Açlıkla terbiye mantığı
İklim Yasası’na da değinen Çobanoğlu, karbon ticaretini yasallaştırma hamlesi olduğunu belirterek, “Kyoto Protokolü’nde başlayan bir şey aslında. İklim krizini tüm örgütler kabul ediyor, devletler de kabul ediyor; çözüm önerileri olarak ise ticareti öne çıkarıyorlar. Neoliberalizmin etkisi... Yani bu şu demek: parası olan kirletsin, parası olmayan kirletmesin. Bunu yaparken de aslında doğada başka tahribatlar da yapılıyor. Örneğin; RES’ler temiz enerji ve HES’ler karbon üretmiyor deniliyor. Bunun kirletme hakkı satılıyor. Parası olanlar da bu kirletme hakkını alıyor ve daha fazla kirletmeye yöneliyor. Yarasa popülasyonu zayıflıyor. Zeytine kimyasal kullanmadan o zararlı böcekleri yok eden, ekolojik dengeyi sağlayan bir hayvan aslında ve denge bozduruluyor. Ve bu iklim yasasını çıkartıyorlar. Bu da yetmedi, ardından maden sahalarının hepsi şirketlerin hizmetine açılıyor. Bunda en fazla zarar gören iki kesim oluyor: üreticiler ve yoksul tüketiciler. Çünkü gıdaya erişimleri kalkmış durumda. Pazara çıktığında alamıyor çünkü alacağı kadar geliri yok. Her şey açlıkla terbiye etme mantığına dönüşüyor. Açlıkla toplumu terbiye edecekler akılları sıra, istedikleri gibi at koşturmalarının önünü açacaklar. Bunu kabul etmemek gerekiyor. Nitekim büyük ölçüde gerek çiftçiler, köylüler, gerek ekolojistler gerekse de tüketiciler bu konuya ciddi tepkiler gösteriyorlar” ifadelerini kullandı.
Dur demek gerek
Karbon yasasına karşı mücadeleyi sürdüreceklerini söyleyen Çobanoğlu, “Bunları kabul etmek demek, bizim ve bütün canlıların yaşam alanını yok etmek demektir. İster istemez, farklı virüslerin ve farklı hastalıkların ortaya çıkmasına da neden olacak. Covid salgınını tüm dünya yaşadı. Çıkış nedeni, bir virüsün, popülasyonu azalan farklı bir hayvandan insan popülasyonuna yönelmesiydi. Aynı şey bundan sonra da geçerli olacak. Doğa yok olmuyor, dönüşüyor. Bu dönüşüm seyrini hızlandıracak olan şey ise iklim krizinin kendisidir. Bir taraftan jeotermaller yapılıyor. Jeotermallerin havaya verdiği sera gazları ciddi şekilde hem suyu etkiliyor, hem ürünlerin üzerinde zararlara yol açıyor hem de ekolojik dengeyi bozuyor. Buna dur demek gerek. Mücadeleyi sürdürmek gerek, sürdüreceğiz de. Çünkü bu, canlı neslini tüketecek bir şey” dedi.
Bu böyle gitmeyecek
Üretime, üreticiye, doğaya karşı sistematik bir saldırı olduğunu aktaran Çobanoğlu, “Bu böyle gitmeyecek.
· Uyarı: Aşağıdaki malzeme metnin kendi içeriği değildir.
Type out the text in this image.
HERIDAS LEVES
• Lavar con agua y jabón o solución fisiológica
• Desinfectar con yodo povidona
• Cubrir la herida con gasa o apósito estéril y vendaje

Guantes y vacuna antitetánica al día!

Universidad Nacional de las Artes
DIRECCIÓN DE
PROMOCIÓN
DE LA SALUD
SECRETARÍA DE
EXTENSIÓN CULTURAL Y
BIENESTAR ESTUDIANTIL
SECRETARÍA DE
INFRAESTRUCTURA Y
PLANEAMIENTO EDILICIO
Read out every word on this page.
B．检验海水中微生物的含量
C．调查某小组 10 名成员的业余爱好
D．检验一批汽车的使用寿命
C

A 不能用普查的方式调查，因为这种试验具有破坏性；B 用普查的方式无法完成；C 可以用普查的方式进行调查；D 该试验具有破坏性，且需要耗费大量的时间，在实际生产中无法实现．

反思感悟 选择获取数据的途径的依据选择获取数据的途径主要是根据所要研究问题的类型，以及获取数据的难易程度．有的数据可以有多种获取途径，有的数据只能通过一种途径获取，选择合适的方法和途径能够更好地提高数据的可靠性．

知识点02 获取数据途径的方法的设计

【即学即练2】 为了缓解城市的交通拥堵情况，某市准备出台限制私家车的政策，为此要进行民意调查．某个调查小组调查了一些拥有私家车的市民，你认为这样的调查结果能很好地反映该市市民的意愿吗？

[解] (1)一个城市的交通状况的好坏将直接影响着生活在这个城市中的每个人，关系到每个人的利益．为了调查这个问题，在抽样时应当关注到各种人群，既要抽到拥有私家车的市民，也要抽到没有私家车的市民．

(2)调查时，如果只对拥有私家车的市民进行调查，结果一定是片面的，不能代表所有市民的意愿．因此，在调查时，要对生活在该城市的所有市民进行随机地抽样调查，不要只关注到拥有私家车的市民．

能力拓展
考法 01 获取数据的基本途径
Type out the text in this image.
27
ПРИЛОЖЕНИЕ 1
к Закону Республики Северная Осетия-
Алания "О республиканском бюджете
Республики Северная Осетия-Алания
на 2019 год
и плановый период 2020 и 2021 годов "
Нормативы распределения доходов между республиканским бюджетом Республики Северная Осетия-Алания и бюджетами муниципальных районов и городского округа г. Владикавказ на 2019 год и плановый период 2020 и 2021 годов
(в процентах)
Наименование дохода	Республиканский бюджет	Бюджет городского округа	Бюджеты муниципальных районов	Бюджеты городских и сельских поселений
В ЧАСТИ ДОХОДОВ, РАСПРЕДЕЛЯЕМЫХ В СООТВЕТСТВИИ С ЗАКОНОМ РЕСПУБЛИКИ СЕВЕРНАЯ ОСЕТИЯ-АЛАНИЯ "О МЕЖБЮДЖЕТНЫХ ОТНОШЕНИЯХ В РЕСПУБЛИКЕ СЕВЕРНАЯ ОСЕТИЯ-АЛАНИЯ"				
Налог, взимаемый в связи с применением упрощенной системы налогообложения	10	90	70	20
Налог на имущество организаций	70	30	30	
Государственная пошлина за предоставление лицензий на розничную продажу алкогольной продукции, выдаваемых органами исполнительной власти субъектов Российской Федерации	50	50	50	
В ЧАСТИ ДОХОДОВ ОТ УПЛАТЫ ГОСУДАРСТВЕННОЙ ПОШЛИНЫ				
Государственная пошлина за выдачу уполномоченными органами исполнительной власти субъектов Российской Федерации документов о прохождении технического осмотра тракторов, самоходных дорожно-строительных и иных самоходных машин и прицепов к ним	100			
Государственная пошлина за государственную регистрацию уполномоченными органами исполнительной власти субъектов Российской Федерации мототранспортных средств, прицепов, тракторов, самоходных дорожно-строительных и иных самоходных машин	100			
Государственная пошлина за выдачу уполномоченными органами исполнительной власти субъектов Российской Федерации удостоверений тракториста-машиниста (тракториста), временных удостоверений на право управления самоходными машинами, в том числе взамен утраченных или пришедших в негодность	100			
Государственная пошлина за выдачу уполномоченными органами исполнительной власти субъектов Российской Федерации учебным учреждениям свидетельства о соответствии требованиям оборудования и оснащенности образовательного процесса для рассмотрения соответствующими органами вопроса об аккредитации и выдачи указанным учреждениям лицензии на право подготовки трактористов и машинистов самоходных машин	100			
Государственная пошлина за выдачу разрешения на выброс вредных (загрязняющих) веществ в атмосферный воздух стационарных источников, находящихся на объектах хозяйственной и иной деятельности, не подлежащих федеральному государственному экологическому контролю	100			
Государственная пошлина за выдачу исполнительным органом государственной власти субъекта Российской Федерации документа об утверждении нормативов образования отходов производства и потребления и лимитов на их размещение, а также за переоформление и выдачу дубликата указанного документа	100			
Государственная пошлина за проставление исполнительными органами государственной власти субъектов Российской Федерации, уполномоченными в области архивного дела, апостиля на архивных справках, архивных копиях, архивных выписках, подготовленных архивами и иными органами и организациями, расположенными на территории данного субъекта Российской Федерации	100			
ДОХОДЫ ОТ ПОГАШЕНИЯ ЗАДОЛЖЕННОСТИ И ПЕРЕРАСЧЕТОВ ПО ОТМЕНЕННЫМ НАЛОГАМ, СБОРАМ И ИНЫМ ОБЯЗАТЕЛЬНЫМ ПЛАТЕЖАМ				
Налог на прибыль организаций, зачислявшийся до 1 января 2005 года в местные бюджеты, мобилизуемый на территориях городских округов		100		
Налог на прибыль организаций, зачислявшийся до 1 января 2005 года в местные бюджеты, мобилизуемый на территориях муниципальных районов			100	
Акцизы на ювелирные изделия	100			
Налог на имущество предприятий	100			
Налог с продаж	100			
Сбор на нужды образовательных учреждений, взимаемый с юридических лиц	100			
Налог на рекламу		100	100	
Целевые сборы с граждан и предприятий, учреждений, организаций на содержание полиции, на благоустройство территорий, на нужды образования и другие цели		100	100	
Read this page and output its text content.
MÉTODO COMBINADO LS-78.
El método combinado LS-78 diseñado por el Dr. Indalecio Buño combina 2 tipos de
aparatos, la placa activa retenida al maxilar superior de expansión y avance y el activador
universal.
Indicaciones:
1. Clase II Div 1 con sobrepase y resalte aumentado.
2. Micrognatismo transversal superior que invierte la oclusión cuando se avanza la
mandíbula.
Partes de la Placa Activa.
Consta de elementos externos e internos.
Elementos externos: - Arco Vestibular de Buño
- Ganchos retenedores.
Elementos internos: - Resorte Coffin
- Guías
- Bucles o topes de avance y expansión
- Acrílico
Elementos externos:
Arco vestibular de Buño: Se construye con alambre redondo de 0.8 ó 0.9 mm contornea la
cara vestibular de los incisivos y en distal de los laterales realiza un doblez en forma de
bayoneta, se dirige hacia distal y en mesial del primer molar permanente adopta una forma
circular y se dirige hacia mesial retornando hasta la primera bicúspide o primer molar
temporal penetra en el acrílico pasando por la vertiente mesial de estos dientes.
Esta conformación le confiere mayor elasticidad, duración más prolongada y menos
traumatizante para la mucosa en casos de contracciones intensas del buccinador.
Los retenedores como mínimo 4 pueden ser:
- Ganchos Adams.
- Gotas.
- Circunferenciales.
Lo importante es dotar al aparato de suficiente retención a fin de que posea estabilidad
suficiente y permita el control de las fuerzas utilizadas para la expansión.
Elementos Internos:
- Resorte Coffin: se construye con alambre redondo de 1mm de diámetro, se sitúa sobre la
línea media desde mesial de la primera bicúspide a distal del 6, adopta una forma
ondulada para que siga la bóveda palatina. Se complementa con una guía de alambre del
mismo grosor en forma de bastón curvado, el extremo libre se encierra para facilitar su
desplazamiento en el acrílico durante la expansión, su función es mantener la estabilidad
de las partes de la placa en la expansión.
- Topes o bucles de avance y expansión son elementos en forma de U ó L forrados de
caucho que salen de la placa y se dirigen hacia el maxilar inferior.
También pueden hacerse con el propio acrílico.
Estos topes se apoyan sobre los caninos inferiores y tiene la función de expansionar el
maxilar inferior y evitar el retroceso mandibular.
Bir gün mutlaka çiftçiler de bir patlama yaşayacak. Çünkü sürekli bir saldırı var. Örneğin bu yıl çıkarılan bir yönetmelikte, iki yıl üst üste üretim yapmayan çiftçinin tarlasına el konulup kiraya verilecek. Bu koşullarda nasıl üretim yapsın? Mısır yetiştiren üreticiler tam hasat dönemindeyken, devlet vergisiz mısır ithalatı açtı. Madem üretim yapılmasını istiyorsun, neden tam hasat döneminde vergisiz mısır ithalatı yapıyorsun? Gıda ve yem şirketlerinin ihtiyacı olan mısırı ülkeden temin etmesini engellemiş oluyorsun ithalat yaparak. Türkiye’de stokta mısır kalmasa anlaşılır bir yanı olur, ama öyle değil, bu karar tam da hasat zamanında alınıyor. Bu da üreticinin satışının önüne geçmek demektir. Son çıkan maden yasası ise çok tehlikeli. Bütün tarım arazilerinin yok oluşunun önünü açıyor. Usulsüzlük ve kuralsızlık artık kural hâline geldi; istedikleri gibi at koşturur hâle gelecekler. Aslında bu uygulamalar, doğaya dönük yalnızca Türkiye'deki yasaları çiğnemekle kalmıyor, aynı zamanda uluslararası hukuku ve hakları da ihlal ediyor. Birleşmiş Milletler’de kabul edilen Köylü Hakları Deklarasyonu, çiftçilerin örgütlenerek ilan ettiği bir bildirgedir. Bu deklarasyon; herkesin sağlıklı toprağa erişim hakkından, sağlıklı suya erişim hakkından, sağlıklı tohuma ve havaya erişim hakkından bahseder. Sen bu yasalarınla bu erişim haklarının hepsini yok ediyorsun ve dolayısıyla sadece ulusal hukuk açısından değil, uluslararası hukuk açısından da suç işlemiş hale geliyorsun” şeklinde konuştu.